Мама вспыхнула, она подбирала слова, чтобы продолжить пикировку. Папа уставился на нее, выкатив глаза, и вдруг сказал:

– Прошло около двадцати лет, – он разглядывал маму, которую уже несколько месяцев не видел вот так близко, – теперь ты еще красивее, чем тогда…

И мама проглотила язык – такого она не ожидала. Тогда я потихоньку вышла из-за стола, мне хотелось оставить родителей наедине, как тогда, на первом свидании.

– Сейчас вернусь! Всем оставаться на своих местах!

Я поднесла указательный и средний пальцы к глазам, а потом развернула их козой к родителям: пусть знают, что я наблюдаю за ними. И потопала заказать себе пирожок с вишней.

Если бы я знала, что случится дальше, то ни за что не откусила бы от этого пирожка. Я пристроилась у стойки в уголке рядом со входом и наблюдала за тем, как родители разговаривают, не делая попыток побега. Кажется, все шло неплохо.
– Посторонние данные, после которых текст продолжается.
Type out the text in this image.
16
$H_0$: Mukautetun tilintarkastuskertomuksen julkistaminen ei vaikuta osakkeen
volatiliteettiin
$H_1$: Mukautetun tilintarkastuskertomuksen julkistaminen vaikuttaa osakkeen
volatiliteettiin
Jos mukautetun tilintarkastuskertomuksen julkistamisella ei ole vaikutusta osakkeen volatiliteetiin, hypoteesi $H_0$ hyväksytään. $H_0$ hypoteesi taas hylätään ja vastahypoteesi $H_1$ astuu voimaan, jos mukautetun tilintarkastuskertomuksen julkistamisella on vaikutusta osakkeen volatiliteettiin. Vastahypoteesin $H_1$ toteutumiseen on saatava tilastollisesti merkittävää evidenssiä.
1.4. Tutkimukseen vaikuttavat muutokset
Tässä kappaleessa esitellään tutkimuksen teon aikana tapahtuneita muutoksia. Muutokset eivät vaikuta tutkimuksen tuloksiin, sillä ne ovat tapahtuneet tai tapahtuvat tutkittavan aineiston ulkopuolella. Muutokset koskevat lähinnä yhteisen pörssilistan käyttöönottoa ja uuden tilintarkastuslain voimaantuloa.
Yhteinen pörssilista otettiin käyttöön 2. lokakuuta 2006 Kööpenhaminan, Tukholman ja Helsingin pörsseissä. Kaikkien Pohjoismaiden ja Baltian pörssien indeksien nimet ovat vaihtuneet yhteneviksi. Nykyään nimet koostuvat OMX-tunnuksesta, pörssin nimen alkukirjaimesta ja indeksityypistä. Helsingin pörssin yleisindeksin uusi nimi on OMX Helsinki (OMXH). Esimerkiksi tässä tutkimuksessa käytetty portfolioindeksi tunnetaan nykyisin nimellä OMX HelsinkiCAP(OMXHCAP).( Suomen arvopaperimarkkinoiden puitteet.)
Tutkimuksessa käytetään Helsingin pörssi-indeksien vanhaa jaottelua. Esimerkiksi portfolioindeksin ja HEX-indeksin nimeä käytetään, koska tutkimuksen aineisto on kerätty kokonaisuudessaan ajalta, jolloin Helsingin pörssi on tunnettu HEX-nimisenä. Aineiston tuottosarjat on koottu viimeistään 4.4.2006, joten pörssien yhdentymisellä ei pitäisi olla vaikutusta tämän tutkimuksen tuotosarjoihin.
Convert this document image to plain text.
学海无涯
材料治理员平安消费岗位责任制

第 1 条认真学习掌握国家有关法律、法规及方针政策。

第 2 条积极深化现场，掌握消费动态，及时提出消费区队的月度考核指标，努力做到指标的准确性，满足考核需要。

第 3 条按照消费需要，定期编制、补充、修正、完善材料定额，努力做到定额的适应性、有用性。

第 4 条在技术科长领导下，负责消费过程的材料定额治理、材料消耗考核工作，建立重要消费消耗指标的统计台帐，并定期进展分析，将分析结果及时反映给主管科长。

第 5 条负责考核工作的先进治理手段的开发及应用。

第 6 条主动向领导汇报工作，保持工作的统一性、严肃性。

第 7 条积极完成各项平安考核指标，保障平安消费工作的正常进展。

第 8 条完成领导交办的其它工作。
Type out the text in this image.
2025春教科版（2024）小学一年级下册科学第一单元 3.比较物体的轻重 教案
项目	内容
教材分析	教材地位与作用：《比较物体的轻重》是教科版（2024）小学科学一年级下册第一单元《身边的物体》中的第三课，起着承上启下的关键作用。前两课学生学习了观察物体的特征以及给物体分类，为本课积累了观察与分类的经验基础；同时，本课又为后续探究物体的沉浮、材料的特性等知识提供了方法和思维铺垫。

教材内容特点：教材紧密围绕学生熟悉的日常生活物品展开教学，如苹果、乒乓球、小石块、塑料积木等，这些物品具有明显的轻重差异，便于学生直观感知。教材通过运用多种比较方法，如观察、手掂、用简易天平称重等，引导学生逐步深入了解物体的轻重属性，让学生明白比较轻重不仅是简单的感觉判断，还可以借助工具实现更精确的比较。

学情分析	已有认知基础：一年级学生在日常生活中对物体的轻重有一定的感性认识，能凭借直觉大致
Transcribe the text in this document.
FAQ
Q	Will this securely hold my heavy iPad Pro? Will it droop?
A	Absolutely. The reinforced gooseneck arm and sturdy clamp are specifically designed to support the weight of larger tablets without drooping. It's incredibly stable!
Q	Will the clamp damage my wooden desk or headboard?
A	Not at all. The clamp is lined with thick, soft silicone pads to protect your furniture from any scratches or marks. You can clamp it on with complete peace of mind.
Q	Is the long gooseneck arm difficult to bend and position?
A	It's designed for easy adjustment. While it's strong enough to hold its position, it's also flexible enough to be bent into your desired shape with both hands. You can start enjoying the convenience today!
И тут кусок чуть не застрял у меня в горле, сзади кто-то окрикнул:

– Соня, здравствуй! – Рядом сиял белозубой улыбкой Вадим. – А где же мама?

– Что вы здесь делаете? – спросила я и закашлялась.

Вадим любезно лупанул меня по спине.

– Твоя мама сказала, что сегодня вечером ужинает здесь с тобой. Я взял на себя смелость присоединиться.

– Лучше бы вы оказались трусом!

Вадим захихикал.

– Мама еще не подошла?

– Мама? А… Это… Она не придет. Передумала. Плохо себя почувствовала!

Я покосилась на родительский стол, где папа как раз сидел перед смеющейся мамой с высунутым языком – скорее всего, он изображал последние выходки Собакина.

– Кажется, с самочувствием у твоей мамы все в порядке! – Вадим явно проследил за моим взглядом.

– Я не хотела вас расстраивать, – широко улыбнулась я, изображая участие. – Я передам маме, что вы брали на себя смелость…

– Спасибо за заботу, – оскалился Вадим. – Я сам в состоянии передать все, что считаю нужным.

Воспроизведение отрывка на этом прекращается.